The number of Enhanced Criminal Record Certificates issued in 2014/15 was 3,833,149.

 Lord Justice McCombe isn't convinced a review scheme is unworkable; some cases could be considered ad hoc on a specific application for a disclosure certificate or after the lapse of a “suitable” time with a time bar to further applications. He also noted that other European countries operate systems which allow for discretion in disclosure (e.g. the Netherlands and Sweden) while others gradually expunge records according to time elapsed and the seriousness of the offence.

 Addressing the central legal issue the judgement goes on:

“… the question must now be whether the present statute affords the individual adequate protection against arbitrariness, but also, in order for an interference with Article 8 rights to be “in accordance with the law” there must be adequate safeguards which have the effect of enabling the proportionality of the interference to be adequately examined…”

…the present rules can give rise to some very startling consequences. Such results are, in my judgement, properly to be described as “arbitrary”…
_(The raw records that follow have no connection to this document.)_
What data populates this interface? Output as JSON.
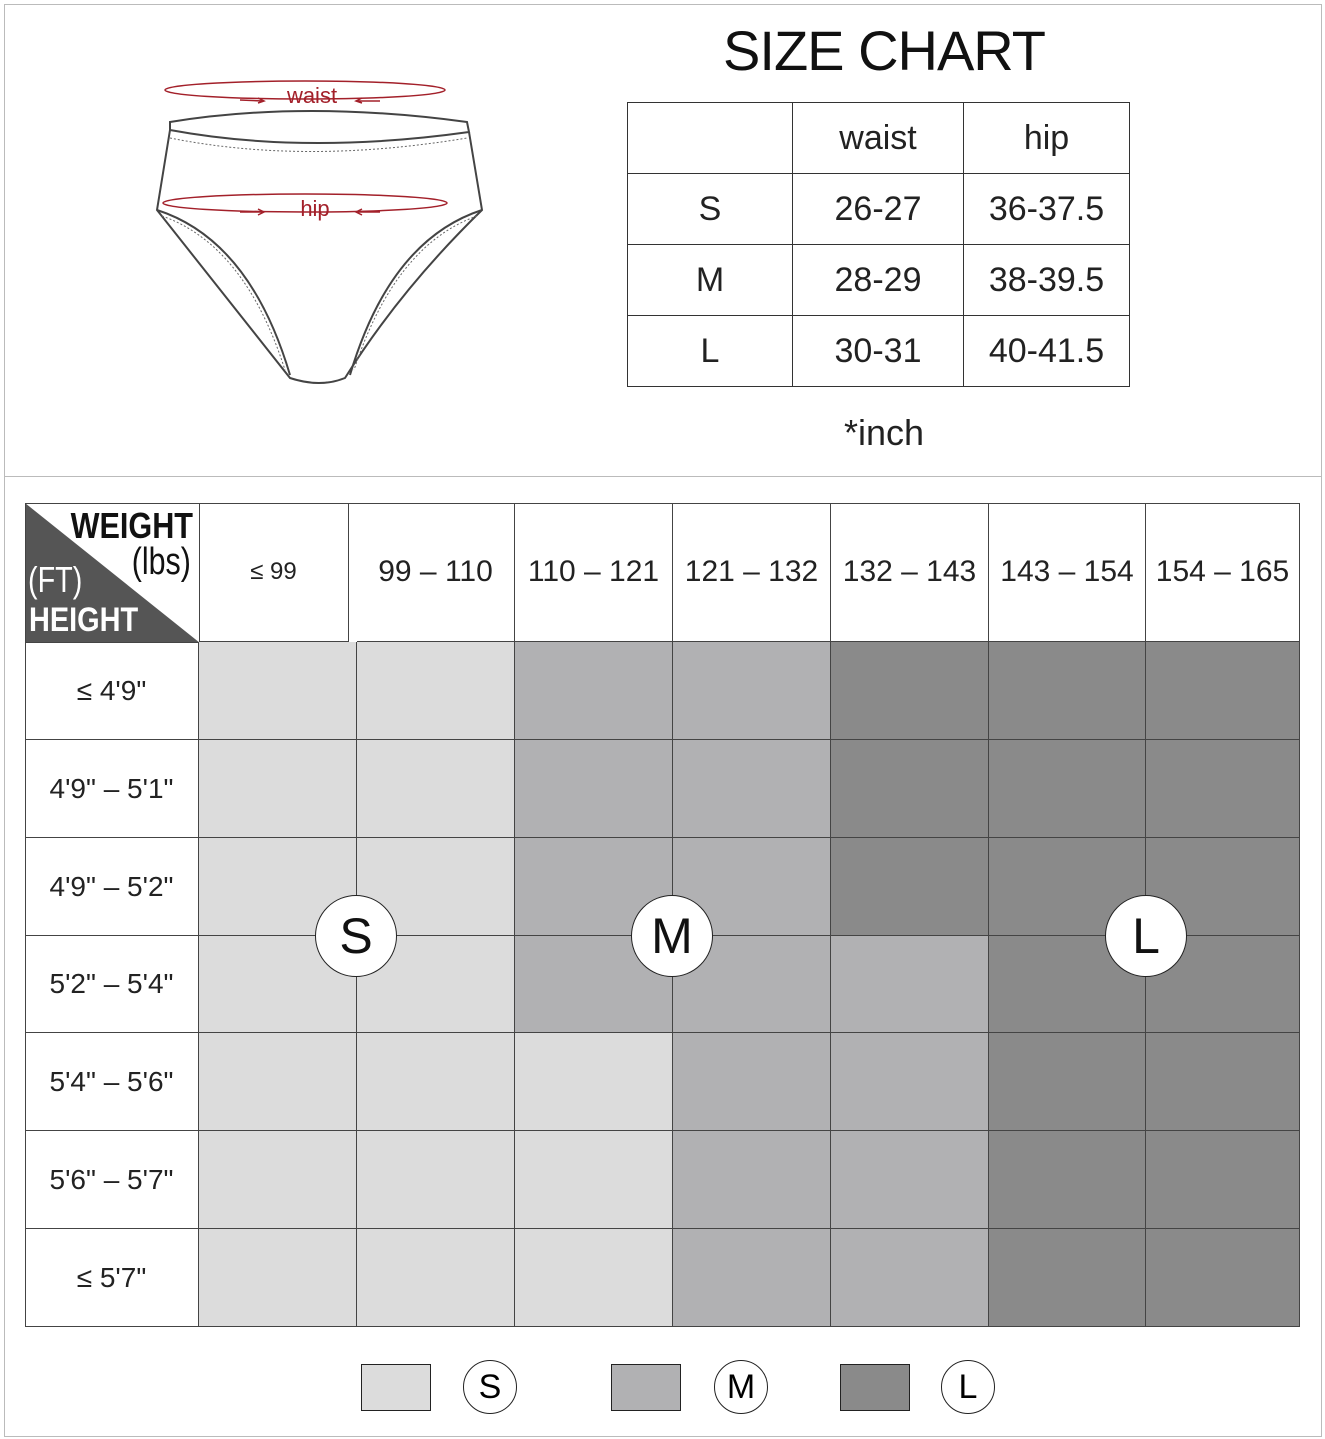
{
  "title": "SIZE CHART",
  "illustration": {
    "waist_label": "waist",
    "hip_label": "hip",
    "accent": "#a3202a"
  },
  "size_table": {
    "headers": [
      "",
      "waist",
      "hip"
    ],
    "rows": [
      [
        "S",
        "26-27",
        "36-37.5"
      ],
      [
        "M",
        "28-29",
        "38-39.5"
      ],
      [
        "L",
        "30-31",
        "40-41.5"
      ]
    ],
    "unit": "*inch"
  },
  "fit_chart": {
    "corner": {
      "weight": "WEIGHT",
      "weight_unit": "(lbs)",
      "height_unit": "(FT)",
      "height": "HEIGHT"
    },
    "weight_columns": [
      "≤ 99",
      "99 – 110",
      "110 – 121",
      "121 – 132",
      "132 – 143",
      "143 – 154",
      "154 – 165"
    ],
    "height_rows": [
      "≤  4'9\"",
      "4'9\" – 5'1\"",
      "4'9\" – 5'2\"",
      "5'2\" – 5'4\"",
      "5'4\" – 5'6\"",
      "5'6\" – 5'7\"",
      "≤  5'7\""
    ],
    "sizes": [
      [
        "S",
        "S",
        "M",
        "M",
        "L",
        "L",
        "L"
      ],
      [
        "S",
        "S",
        "M",
        "M",
        "L",
        "L",
        "L"
      ],
      [
        "S",
        "S",
        "M",
        "M",
        "L",
        "L",
        "L"
      ],
      [
        "S",
        "S",
        "M",
        "M",
        "M",
        "L",
        "L"
      ],
      [
        "S",
        "S",
        "S",
        "M",
        "M",
        "L",
        "L"
      ],
      [
        "S",
        "S",
        "S",
        "M",
        "M",
        "L",
        "L"
      ],
      [
        "S",
        "S",
        "S",
        "M",
        "M",
        "L",
        "L"
      ]
    ],
    "region_labels": [
      "S",
      "M",
      "L"
    ],
    "colors": {
      "S": "#dcdcdc",
      "M": "#b1b1b3",
      "L": "#8a8a8a",
      "corner": "#555555"
    }
  },
  "legend": [
    {
      "size": "S"
    },
    {
      "size": "M"
    },
    {
      "size": "L"
    }
  ]
}
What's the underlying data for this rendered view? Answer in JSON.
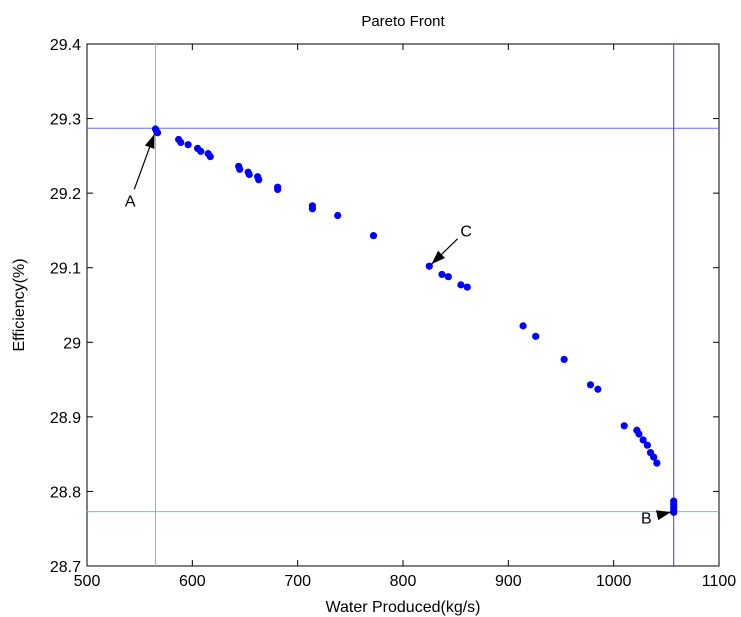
{
  "chart_data": {
    "type": "scatter",
    "title": "Pareto Front",
    "xlabel": "Water Produced(kg/s)",
    "ylabel": "Efficiency(%)",
    "xlim": [
      500,
      1100
    ],
    "ylim": [
      28.7,
      29.4
    ],
    "xticks": [
      "500",
      "600",
      "700",
      "800",
      "900",
      "1000",
      "1100"
    ],
    "yticks": [
      "28.7",
      "28.8",
      "28.9",
      "29",
      "29.1",
      "29.2",
      "29.3",
      "29.4"
    ],
    "grid": false,
    "point_color": "#0000ff",
    "points": [
      [
        565,
        29.286
      ],
      [
        566,
        29.283
      ],
      [
        567,
        29.281
      ],
      [
        587,
        29.272
      ],
      [
        589,
        29.268
      ],
      [
        596,
        29.265
      ],
      [
        605,
        29.26
      ],
      [
        608,
        29.256
      ],
      [
        615,
        29.253
      ],
      [
        617,
        29.249
      ],
      [
        644,
        29.236
      ],
      [
        645,
        29.232
      ],
      [
        653,
        29.228
      ],
      [
        654,
        29.225
      ],
      [
        662,
        29.222
      ],
      [
        663,
        29.218
      ],
      [
        681,
        29.208
      ],
      [
        681,
        29.205
      ],
      [
        714,
        29.183
      ],
      [
        714,
        29.179
      ],
      [
        738,
        29.17
      ],
      [
        772,
        29.143
      ],
      [
        825,
        29.102
      ],
      [
        837,
        29.091
      ],
      [
        843,
        29.088
      ],
      [
        855,
        29.077
      ],
      [
        861,
        29.074
      ],
      [
        914,
        29.022
      ],
      [
        926,
        29.008
      ],
      [
        953,
        28.977
      ],
      [
        978,
        28.943
      ],
      [
        985,
        28.937
      ],
      [
        1010,
        28.888
      ],
      [
        1022,
        28.882
      ],
      [
        1024,
        28.877
      ],
      [
        1028,
        28.869
      ],
      [
        1032,
        28.862
      ],
      [
        1035,
        28.852
      ],
      [
        1038,
        28.846
      ],
      [
        1041,
        28.838
      ],
      [
        1057,
        28.787
      ],
      [
        1057,
        28.783
      ],
      [
        1057,
        28.779
      ],
      [
        1057,
        28.775
      ],
      [
        1057,
        28.772
      ]
    ],
    "reference_lines": [
      {
        "orientation": "vertical",
        "value": 565,
        "color": "#4fd0d0"
      },
      {
        "orientation": "horizontal",
        "value": 29.287,
        "color": "#6a6aff"
      },
      {
        "orientation": "vertical",
        "value": 1057,
        "color": "#3535ff"
      },
      {
        "orientation": "horizontal",
        "value": 28.773,
        "color": "#4fd0d0"
      }
    ],
    "annotations": [
      {
        "text": "A",
        "point": [
          565,
          29.283
        ],
        "label_at": [
          541,
          29.19
        ]
      },
      {
        "text": "B",
        "point": [
          1057,
          28.773
        ],
        "label_at": [
          1031,
          28.765
        ]
      },
      {
        "text": "C",
        "point": [
          825,
          29.102
        ],
        "label_at": [
          860,
          29.15
        ]
      }
    ]
  }
}
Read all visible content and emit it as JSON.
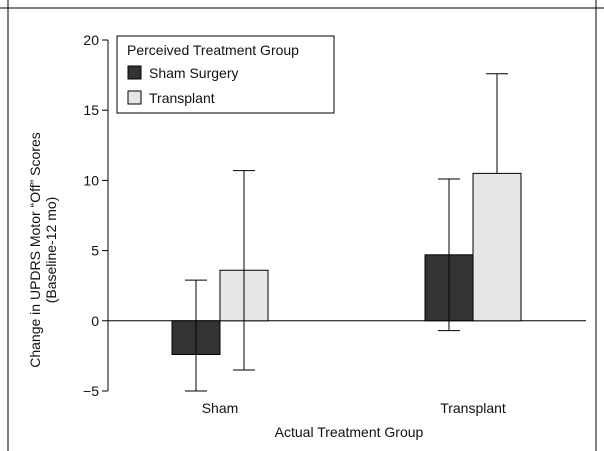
{
  "chart_data": {
    "type": "bar",
    "xlabel": "Actual Treatment Group",
    "ylabel_line1": "Change in UPDRS Motor “Off” Scores",
    "ylabel_line2": "(Baseline-12 mo)",
    "categories": [
      "Sham",
      "Transplant"
    ],
    "ylim": [
      -5,
      20
    ],
    "yticks": [
      -5,
      0,
      5,
      10,
      15,
      20
    ],
    "legend_title": "Perceived Treatment Group",
    "legend_position": "top-left",
    "series": [
      {
        "name": "Sham Surgery",
        "color": "#333333",
        "values": [
          -2.4,
          4.7
        ],
        "err_up": [
          2.9,
          10.1
        ],
        "err_down": [
          -5.0,
          -0.7
        ]
      },
      {
        "name": "Transplant",
        "color": "#e6e6e6",
        "values": [
          3.6,
          10.5
        ],
        "err_up": [
          10.7,
          17.6
        ],
        "err_down": [
          -3.5,
          10.5
        ]
      }
    ]
  }
}
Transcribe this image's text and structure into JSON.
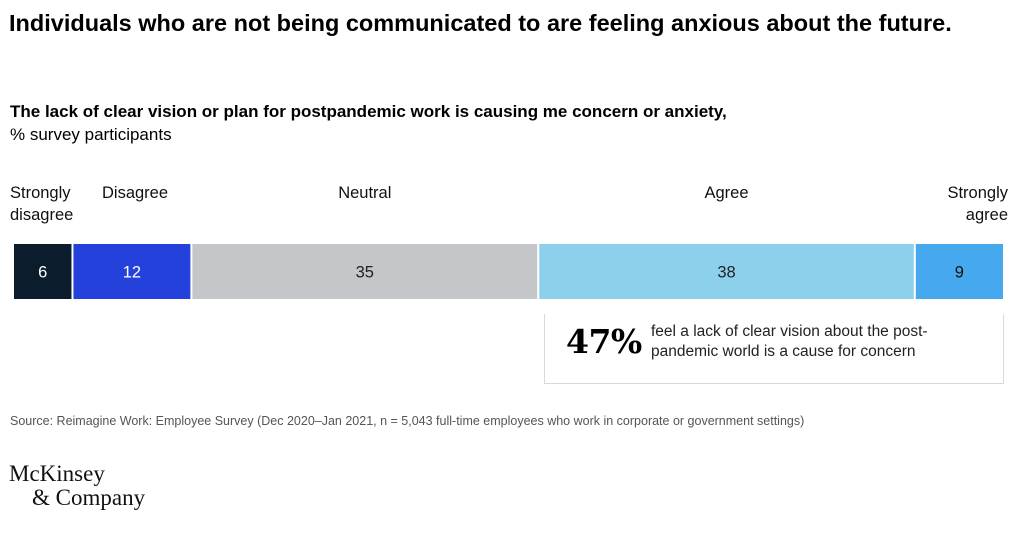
{
  "title": "Individuals who are not being communicated to are feeling anxious about the future.",
  "subtitle_bold": "The lack of clear vision or plan for postpandemic work is causing me concern or anxiety,",
  "subtitle_rest": "% survey participants",
  "chart_data": {
    "type": "bar",
    "orientation": "horizontal-stacked",
    "title": "",
    "xlabel": "",
    "ylabel": "",
    "categories": [
      "Strongly disagree",
      "Disagree",
      "Neutral",
      "Agree",
      "Strongly agree"
    ],
    "label_lines": [
      [
        "Strongly",
        "disagree"
      ],
      [
        "Disagree"
      ],
      [
        "Neutral"
      ],
      [
        "Agree"
      ],
      [
        "Strongly",
        "agree"
      ]
    ],
    "values": [
      6,
      12,
      35,
      38,
      9
    ],
    "colors": [
      "#0b1c2c",
      "#2442db",
      "#c4c6ca",
      "#8dd0ec",
      "#46a9ef"
    ],
    "label_colors": [
      "#ffffff",
      "#ffffff",
      "#222222",
      "#222222",
      "#111111"
    ],
    "xlim": [
      0,
      100
    ],
    "grid": false
  },
  "callout": {
    "percent": "47%",
    "text": "feel a lack of clear vision about the post-pandemic world is a cause for concern"
  },
  "source": "Source: Reimagine Work: Employee Survey (Dec 2020–Jan 2021, n = 5,043 full-time employees who work in corporate or government settings)",
  "logo": {
    "line1": "McKinsey",
    "line2": "& Company"
  }
}
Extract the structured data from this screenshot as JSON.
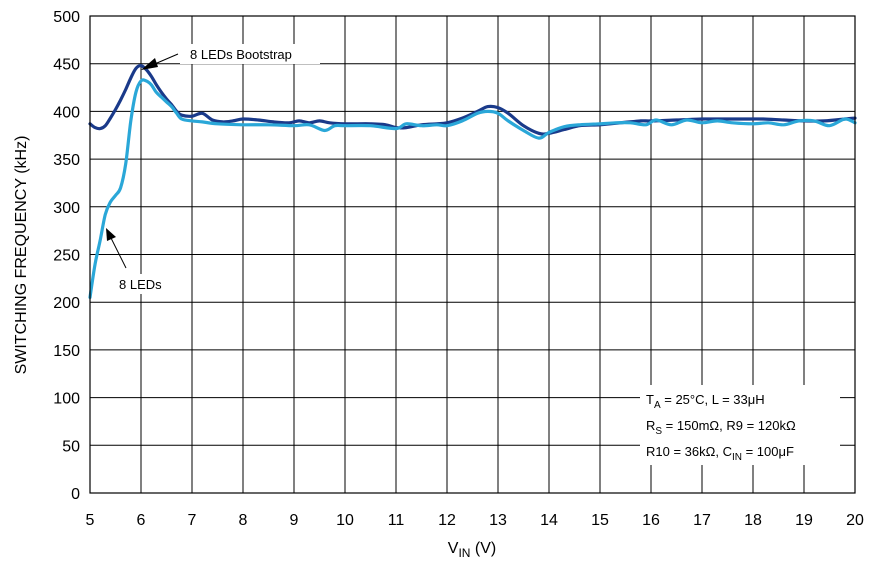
{
  "chart_data": {
    "type": "line",
    "title": "",
    "xlabel": {
      "main": "V",
      "sub": "IN",
      "unit": " (V)"
    },
    "ylabel": "SWITCHING FREQUENCY (kHz)",
    "xlim": [
      5,
      20
    ],
    "ylim": [
      0,
      500
    ],
    "xticks": [
      "5",
      "6",
      "7",
      "8",
      "9",
      "10",
      "11",
      "12",
      "13",
      "14",
      "15",
      "16",
      "17",
      "18",
      "19",
      "20"
    ],
    "yticks": [
      "0",
      "50",
      "100",
      "150",
      "200",
      "250",
      "300",
      "350",
      "400",
      "450",
      "500"
    ],
    "grid": true,
    "colors": {
      "bootstrap": "#1a3a8a",
      "leds": "#2aa7d8",
      "grid": "#000000"
    },
    "series": [
      {
        "name": "8 LEDs Bootstrap",
        "color": "#1a3a8a",
        "x": [
          5.0,
          5.1,
          5.2,
          5.3,
          5.4,
          5.5,
          5.6,
          5.7,
          5.8,
          5.9,
          6.0,
          6.1,
          6.2,
          6.3,
          6.4,
          6.5,
          6.6,
          6.7,
          6.8,
          7.0,
          7.2,
          7.4,
          7.6,
          7.8,
          8.0,
          8.3,
          8.6,
          8.9,
          9.1,
          9.3,
          9.5,
          9.7,
          10.0,
          10.5,
          10.8,
          11.0,
          11.2,
          11.5,
          11.8,
          12.0,
          12.3,
          12.6,
          12.8,
          13.0,
          13.2,
          13.5,
          13.8,
          14.0,
          14.3,
          14.6,
          15.0,
          15.4,
          15.8,
          16.0,
          16.5,
          17.0,
          17.4,
          17.8,
          18.2,
          18.6,
          19.0,
          19.4,
          19.8,
          20.0
        ],
        "values": [
          387,
          383,
          382,
          385,
          393,
          402,
          412,
          423,
          435,
          445,
          448,
          444,
          437,
          428,
          420,
          413,
          407,
          400,
          396,
          395,
          398,
          391,
          389,
          390,
          392,
          391,
          389,
          388,
          390,
          388,
          390,
          388,
          387,
          387,
          386,
          383,
          383,
          386,
          387,
          388,
          393,
          400,
          405,
          404,
          398,
          385,
          377,
          377,
          381,
          385,
          386,
          388,
          390,
          390,
          391,
          392,
          392,
          392,
          392,
          391,
          390,
          390,
          392,
          393
        ]
      },
      {
        "name": "8 LEDs",
        "color": "#2aa7d8",
        "x": [
          5.0,
          5.1,
          5.2,
          5.3,
          5.4,
          5.5,
          5.6,
          5.7,
          5.8,
          5.9,
          6.0,
          6.1,
          6.2,
          6.3,
          6.4,
          6.5,
          6.6,
          6.7,
          6.8,
          7.0,
          7.2,
          7.5,
          8.0,
          8.5,
          9.0,
          9.3,
          9.6,
          9.8,
          10.0,
          10.5,
          11.0,
          11.2,
          11.5,
          11.8,
          12.0,
          12.3,
          12.6,
          12.8,
          13.0,
          13.2,
          13.5,
          13.8,
          14.0,
          14.3,
          14.6,
          15.0,
          15.3,
          15.6,
          15.9,
          16.1,
          16.4,
          16.7,
          17.0,
          17.3,
          17.6,
          18.0,
          18.3,
          18.6,
          18.9,
          19.2,
          19.5,
          19.8,
          20.0
        ],
        "values": [
          205,
          240,
          265,
          292,
          305,
          312,
          320,
          345,
          390,
          420,
          432,
          432,
          428,
          420,
          415,
          410,
          405,
          398,
          392,
          390,
          389,
          387,
          386,
          386,
          385,
          386,
          380,
          385,
          385,
          385,
          382,
          387,
          385,
          386,
          385,
          390,
          398,
          400,
          398,
          390,
          380,
          372,
          378,
          384,
          386,
          387,
          388,
          388,
          386,
          391,
          386,
          391,
          388,
          390,
          388,
          387,
          388,
          386,
          390,
          390,
          385,
          392,
          388
        ]
      }
    ],
    "annotations": [
      {
        "text": "8 LEDs Bootstrap",
        "x": 6.0,
        "y": 448
      },
      {
        "text": "8 LEDs",
        "x": 5.4,
        "y": 300
      }
    ],
    "conditions": {
      "line1": {
        "a": "T",
        "a_sub": "A",
        "b": " = 25°C, L = 33μH"
      },
      "line2": {
        "a": "R",
        "a_sub": "S",
        "b": " = 150mΩ, R9 = 120kΩ"
      },
      "line3": {
        "a": "R10 = 36kΩ, C",
        "a_sub": "IN",
        "b": " = 100μF"
      }
    }
  }
}
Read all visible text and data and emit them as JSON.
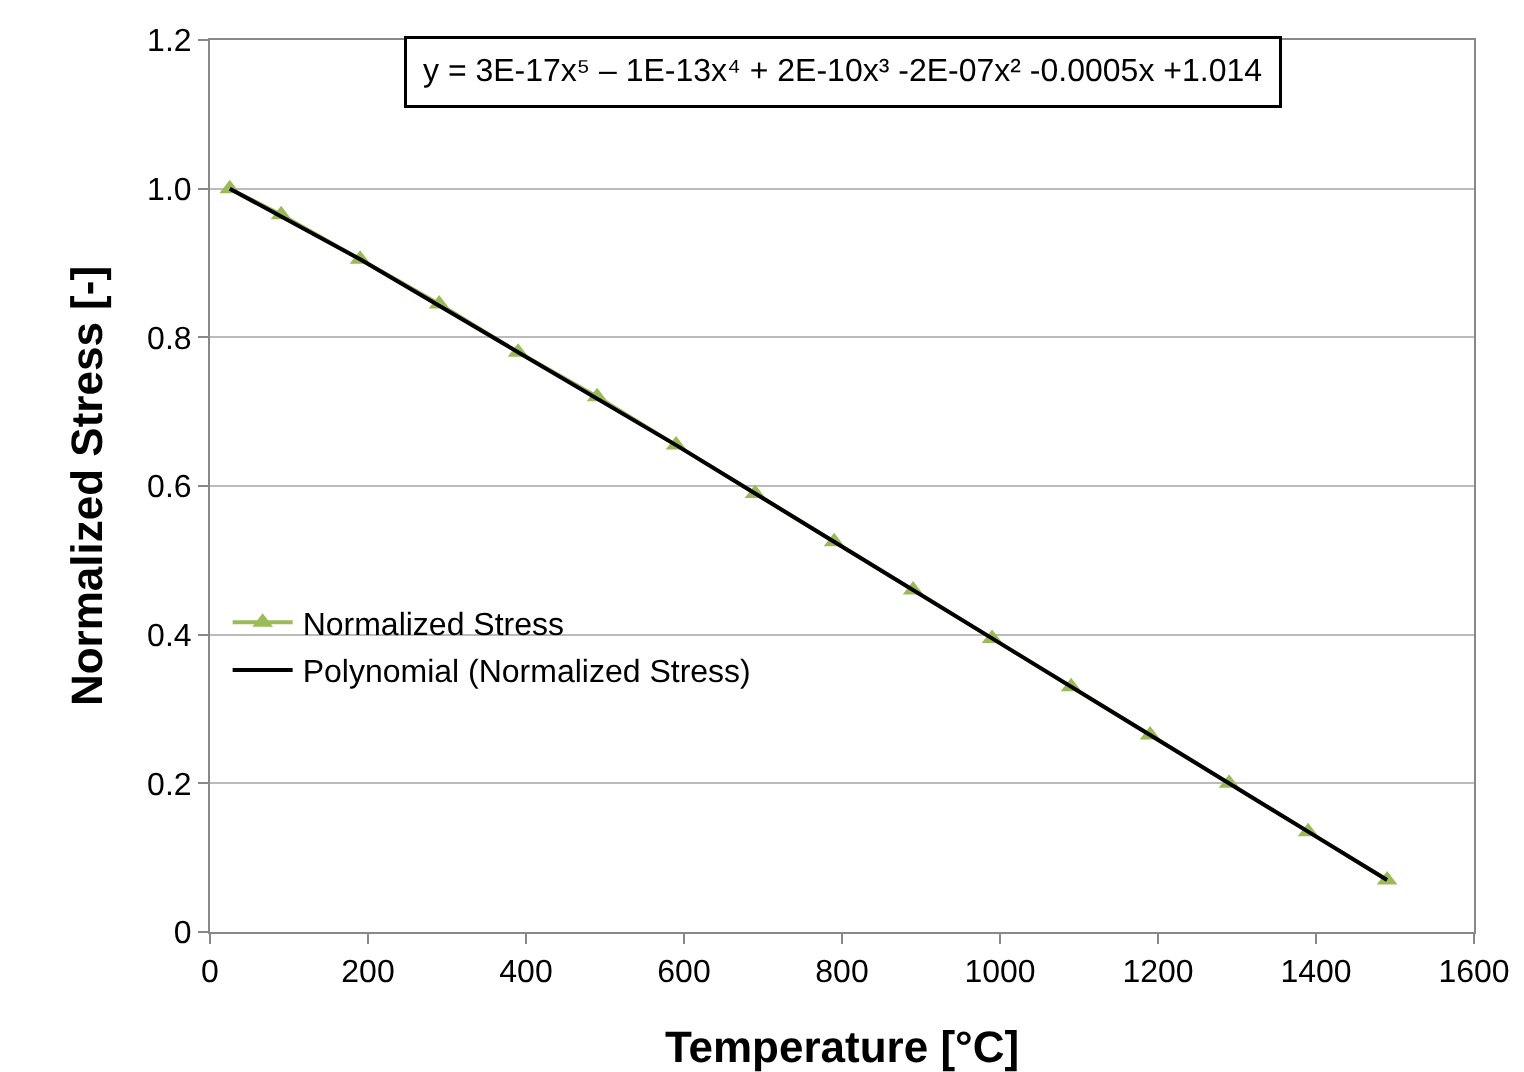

No doubt in many cases results requiring indefinite disclosure of certain serious offences will be seen to be far from arbitrary, in that offences will clearly be relevant to anyone considering a person’s suitability for engagement in a sensitive post requiring an ECRC.  However, when the rules are capable of producing such questionable results on their margins, there ought (as it seems to me) to be some machinery for testing the proportionality of the interference if the scheme is to be “in accordance with the law” under the wider understanding of that concept that emerges from the T case, following MM…

…The deference that a Judge would always feel towards a scheme expressly sanctioned by Parliament cannot be engaged in this case. Equally, therefore, it seems to me, that questions of administrative convenience which trouble the defendants so much can have no operative place in assessing the lawfulness of the interference with Convention rights…

…I can see no reason for thinking that the convictions in issue in the present cases before us bear, for the Claimants’ entire lifetimes, a rational relationship with the objects sought to be achieved by the disclosure provisions of the act, simply because in each case there is more than one conviction…”

So the current disclosure and debarring scheme is unlawful. 

Clearly this is far from the last word on the subject and I assume there’ll be an early appeal. In the meantime, what should you do if you require applicants or employees to produce Criminal Record Certificates?  My advice is:

1) don’t panic;
2) review your policy on disclosure and if it still seems to you to be reasonable and proportionate in your context, carry on as before while being alert to further developments;
3) if you have concerns about your policy or the way in which it operates, take professional advice.